Braulio Lorentz, Jornal do Brasil

RIO - Com o nome da turnê (Rocket man, que também batiza o disco de sucessos lançado em 2007) e repertório mirando nos sucessos definitivos de sua carreira, não houve como Elton John acertar em outro perfil de público que não fosse o formado por casais apaixonados.

Compostos por pessoas de diferentes faixas etárias, eles passaram a maior parte das duas horas e meia do show do cantor inglês na Praça da Apoteose, nesta segunda-feira, chorando e dançando ao som de babas como Your song e Candle in the wind. Foram 28 mil pagantes, conforme informações da assessoria de imprensa do evento.

No show de abertura, iniciado às 20h, o cantor e compositor inglês James Blunt tentou conquistar o público de todas as formas, e para isso até surfou em cima do piano durante a execução de 1973, que fechou a apresentação.

Citações bossanovísticas

No maior sucesso, You're beautiful, Blunt fez questão de se calar por alguns versos pedindo insistentemente que a platéia cantasse.
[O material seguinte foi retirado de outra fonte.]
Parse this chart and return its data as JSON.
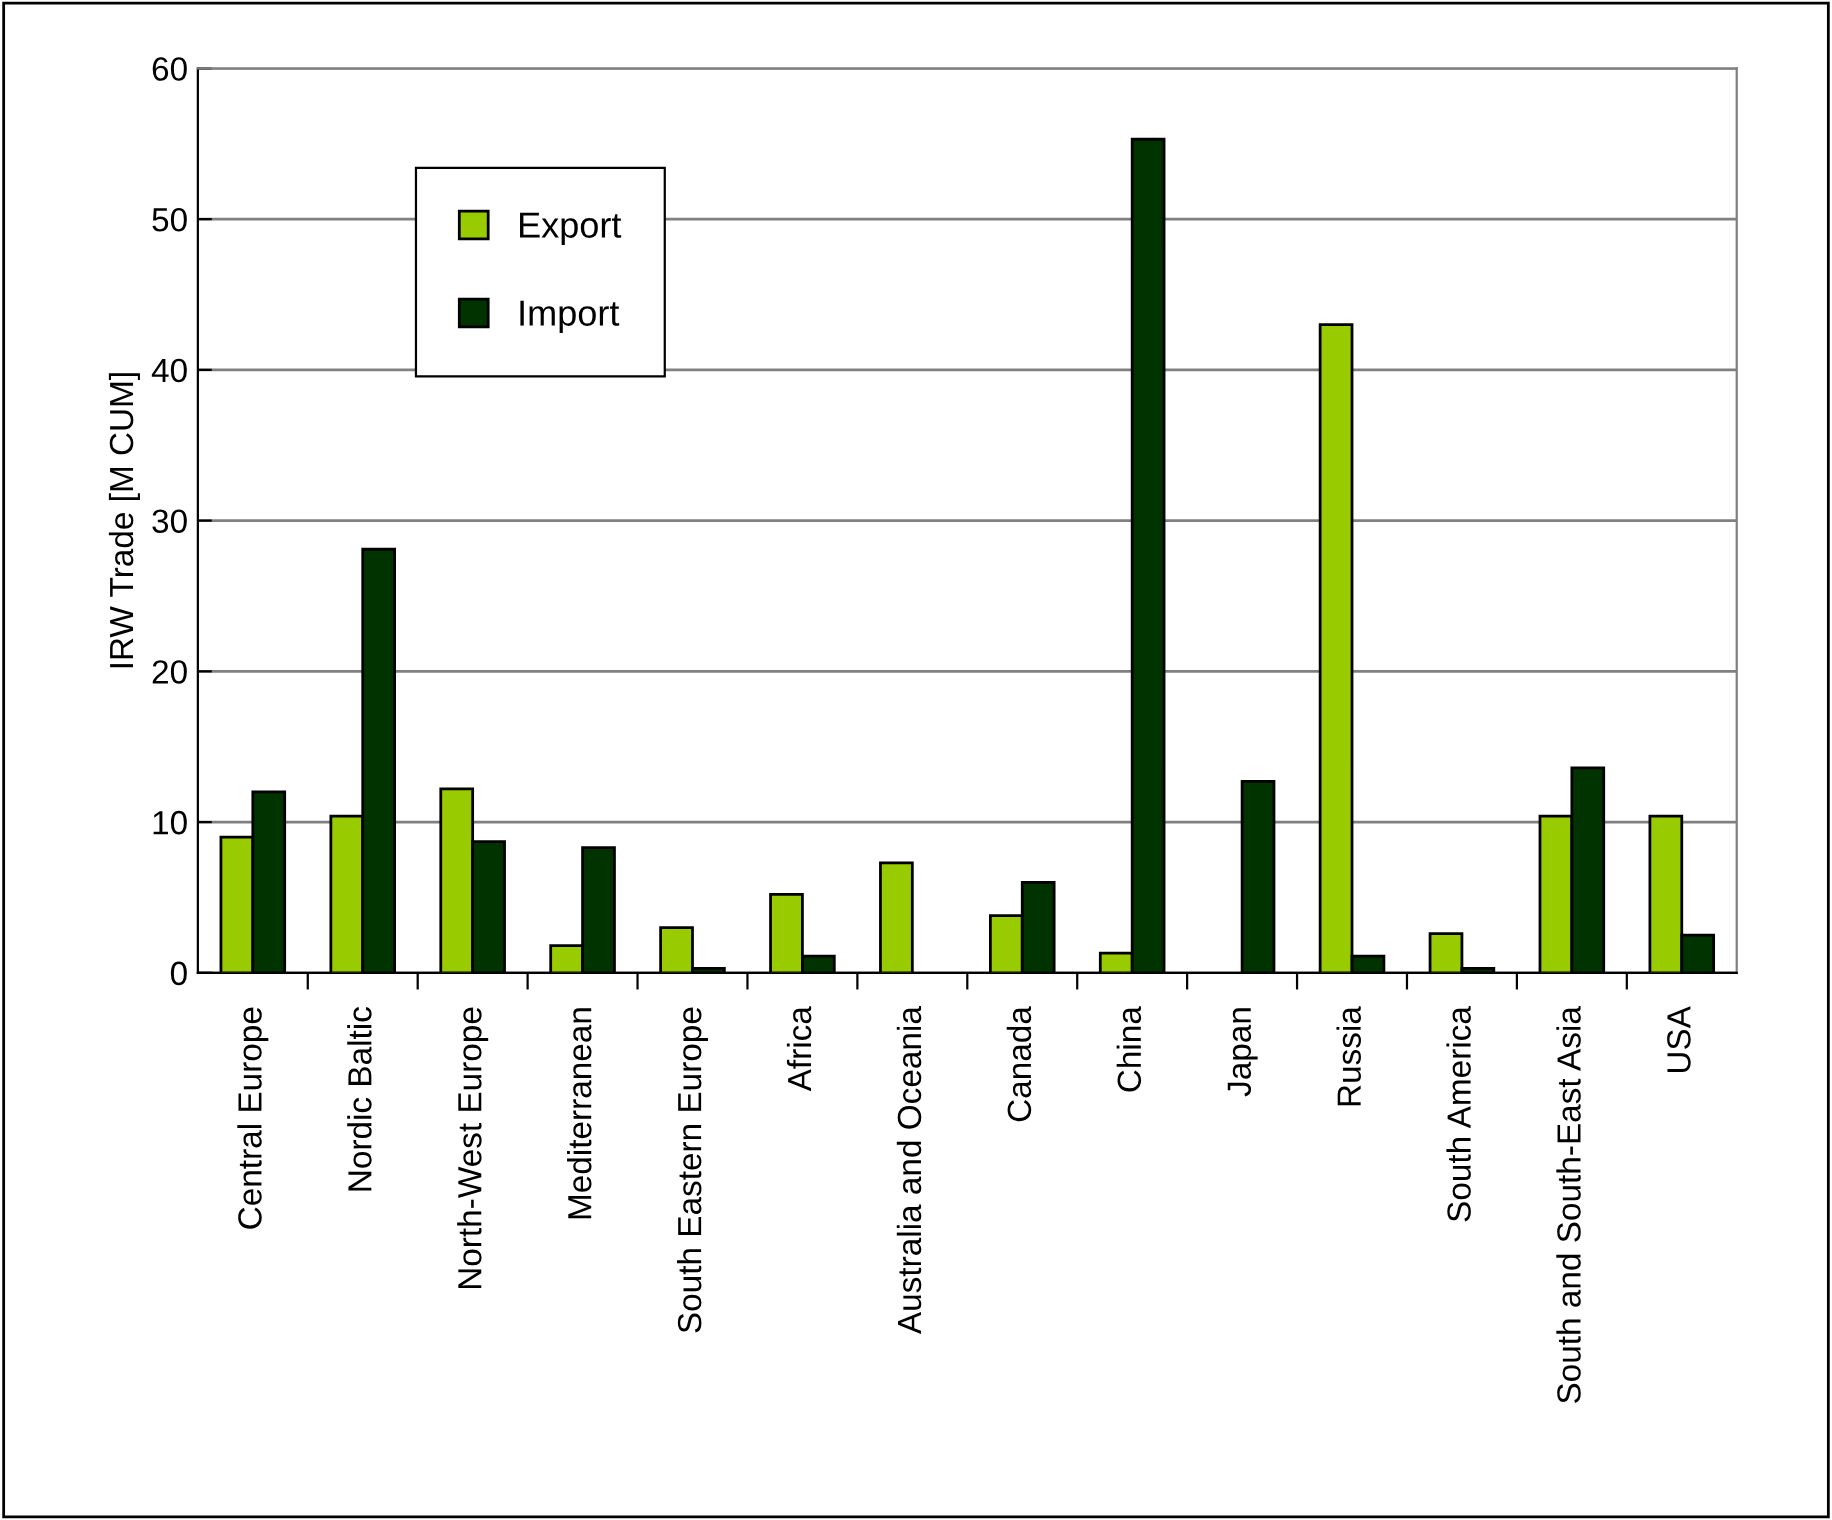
{
  "chart_data": {
    "type": "bar",
    "ylabel": "IRW Trade [M CUM]",
    "categories": [
      "Central Europe",
      "Nordic Baltic",
      "North-West Europe",
      "Mediterranean",
      "South Eastern Europe",
      "Africa",
      "Australia and Oceania",
      "Canada",
      "China",
      "Japan",
      "Russia",
      "South America",
      "South and South-East Asia",
      "USA"
    ],
    "series": [
      {
        "name": "Export",
        "color": "#99cc00",
        "values": [
          9.0,
          10.4,
          12.2,
          1.8,
          3.0,
          5.2,
          7.3,
          3.8,
          1.3,
          null,
          43.0,
          2.6,
          10.4,
          10.4
        ]
      },
      {
        "name": "Import",
        "color": "#003300",
        "values": [
          12.0,
          28.1,
          8.7,
          8.3,
          0.3,
          1.1,
          null,
          6.0,
          55.3,
          12.7,
          1.1,
          0.3,
          13.6,
          2.5
        ]
      }
    ],
    "ylim": [
      0,
      60
    ],
    "yticks": [
      0,
      10,
      20,
      30,
      40,
      50,
      60
    ],
    "grid": "y",
    "legend": "top left"
  }
}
A música que teve o maior coro de fãs da noite foi Carry you home, bastante tocada em rádios por ter sido incluída na trilha sonora da novela A favorita.
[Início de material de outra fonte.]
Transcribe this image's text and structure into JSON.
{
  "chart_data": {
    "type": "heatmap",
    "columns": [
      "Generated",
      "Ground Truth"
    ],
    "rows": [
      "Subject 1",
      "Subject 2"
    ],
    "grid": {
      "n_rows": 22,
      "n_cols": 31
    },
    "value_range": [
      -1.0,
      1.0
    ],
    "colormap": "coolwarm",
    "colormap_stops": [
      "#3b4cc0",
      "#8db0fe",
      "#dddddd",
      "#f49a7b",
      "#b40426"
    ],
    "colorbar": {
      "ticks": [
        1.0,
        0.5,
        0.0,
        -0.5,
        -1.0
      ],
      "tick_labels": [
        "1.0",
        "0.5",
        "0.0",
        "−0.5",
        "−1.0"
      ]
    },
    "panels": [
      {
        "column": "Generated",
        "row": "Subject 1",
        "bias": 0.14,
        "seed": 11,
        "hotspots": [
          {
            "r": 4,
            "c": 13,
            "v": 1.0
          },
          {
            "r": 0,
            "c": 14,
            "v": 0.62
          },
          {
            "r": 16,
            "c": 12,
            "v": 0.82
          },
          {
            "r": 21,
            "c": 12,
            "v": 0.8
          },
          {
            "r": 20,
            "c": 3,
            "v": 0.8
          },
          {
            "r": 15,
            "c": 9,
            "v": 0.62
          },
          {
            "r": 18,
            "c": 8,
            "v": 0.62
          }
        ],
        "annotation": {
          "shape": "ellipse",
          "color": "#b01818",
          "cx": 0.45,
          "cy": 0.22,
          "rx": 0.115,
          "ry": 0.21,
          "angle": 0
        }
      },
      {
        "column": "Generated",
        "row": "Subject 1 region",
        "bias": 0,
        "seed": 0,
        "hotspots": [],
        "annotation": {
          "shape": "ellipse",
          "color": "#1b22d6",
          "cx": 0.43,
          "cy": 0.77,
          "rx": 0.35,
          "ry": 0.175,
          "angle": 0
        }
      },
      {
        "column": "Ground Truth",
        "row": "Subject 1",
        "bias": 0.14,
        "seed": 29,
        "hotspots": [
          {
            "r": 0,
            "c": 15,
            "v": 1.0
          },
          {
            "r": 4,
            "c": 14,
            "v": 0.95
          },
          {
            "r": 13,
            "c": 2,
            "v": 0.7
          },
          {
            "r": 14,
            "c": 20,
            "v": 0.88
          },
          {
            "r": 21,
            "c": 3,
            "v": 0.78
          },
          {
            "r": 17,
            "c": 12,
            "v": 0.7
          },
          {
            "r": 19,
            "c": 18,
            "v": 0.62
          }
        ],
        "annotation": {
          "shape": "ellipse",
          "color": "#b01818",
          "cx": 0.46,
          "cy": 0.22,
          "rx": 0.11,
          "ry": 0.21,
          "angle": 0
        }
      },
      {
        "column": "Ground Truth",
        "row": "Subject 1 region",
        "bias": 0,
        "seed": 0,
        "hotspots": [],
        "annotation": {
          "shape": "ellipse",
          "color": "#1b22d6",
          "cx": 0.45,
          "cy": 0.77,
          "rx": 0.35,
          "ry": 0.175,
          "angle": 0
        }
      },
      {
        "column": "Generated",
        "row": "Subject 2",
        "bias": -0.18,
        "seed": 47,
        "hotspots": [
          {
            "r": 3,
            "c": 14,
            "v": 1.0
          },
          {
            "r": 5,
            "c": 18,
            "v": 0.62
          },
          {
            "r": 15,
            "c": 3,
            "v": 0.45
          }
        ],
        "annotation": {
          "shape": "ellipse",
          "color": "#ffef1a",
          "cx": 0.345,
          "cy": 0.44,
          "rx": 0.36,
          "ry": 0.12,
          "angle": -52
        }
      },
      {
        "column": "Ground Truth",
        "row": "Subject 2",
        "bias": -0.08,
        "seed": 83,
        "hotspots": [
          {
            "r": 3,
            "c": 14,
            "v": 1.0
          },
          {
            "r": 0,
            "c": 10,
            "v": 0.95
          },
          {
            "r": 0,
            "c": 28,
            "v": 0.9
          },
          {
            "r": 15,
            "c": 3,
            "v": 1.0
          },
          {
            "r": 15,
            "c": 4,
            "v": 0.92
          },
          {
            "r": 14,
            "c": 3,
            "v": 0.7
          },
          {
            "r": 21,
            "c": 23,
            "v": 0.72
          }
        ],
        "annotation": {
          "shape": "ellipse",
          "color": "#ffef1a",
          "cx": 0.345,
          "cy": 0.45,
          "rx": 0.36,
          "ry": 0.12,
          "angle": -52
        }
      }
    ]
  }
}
Poucos minutos antes das 22h, Elton John subiu ao palco para encerrar sua turnê pelo Brasil, iniciada no sábado, no Anhembi, em São Paulo.

O cantor ostentou visual um pouco menos extravagante e tropical do que o apresentado na capital paulista.

Durante a terceira música do repertório, Madman across the water, inseriu trechos instrumentais de Garota de Ipanema e Desafinado.

As novidades, no entanto, ficaram apenas nas vestes com motivos espaciais e a figura singela de um pequeno homem foguete e nas citações bossanovísticas.

Com as mãos para o alto e cantando cada verso, Goodbye yellow brick road foi uma das músicas mais bem recebidas, assim como Rocket man, mesmo que esta tenha sido a canção que mais evidenciou as limitações vocais de John.

Os dedos pequenos não revelaram as mesmas fragilidades da voz por vezes arranhada. As imagens com closes nas mãos do músico nas teclas do piano foram os maiores destaques dos dois telões que ladeavam o palco.

Com vazios na Pista Master (mesmo que as entradas do setor estivessem esgotadas) e nas demais áreas, os tumultos dos shows de rock não tiveram vez.

O som, da mesma forma, não lembrou o de uma apresentação do gênero: estava baixo o suficiente para agradar aos ouvidos mais acostumados à música que brota de rádios sem muita pujança.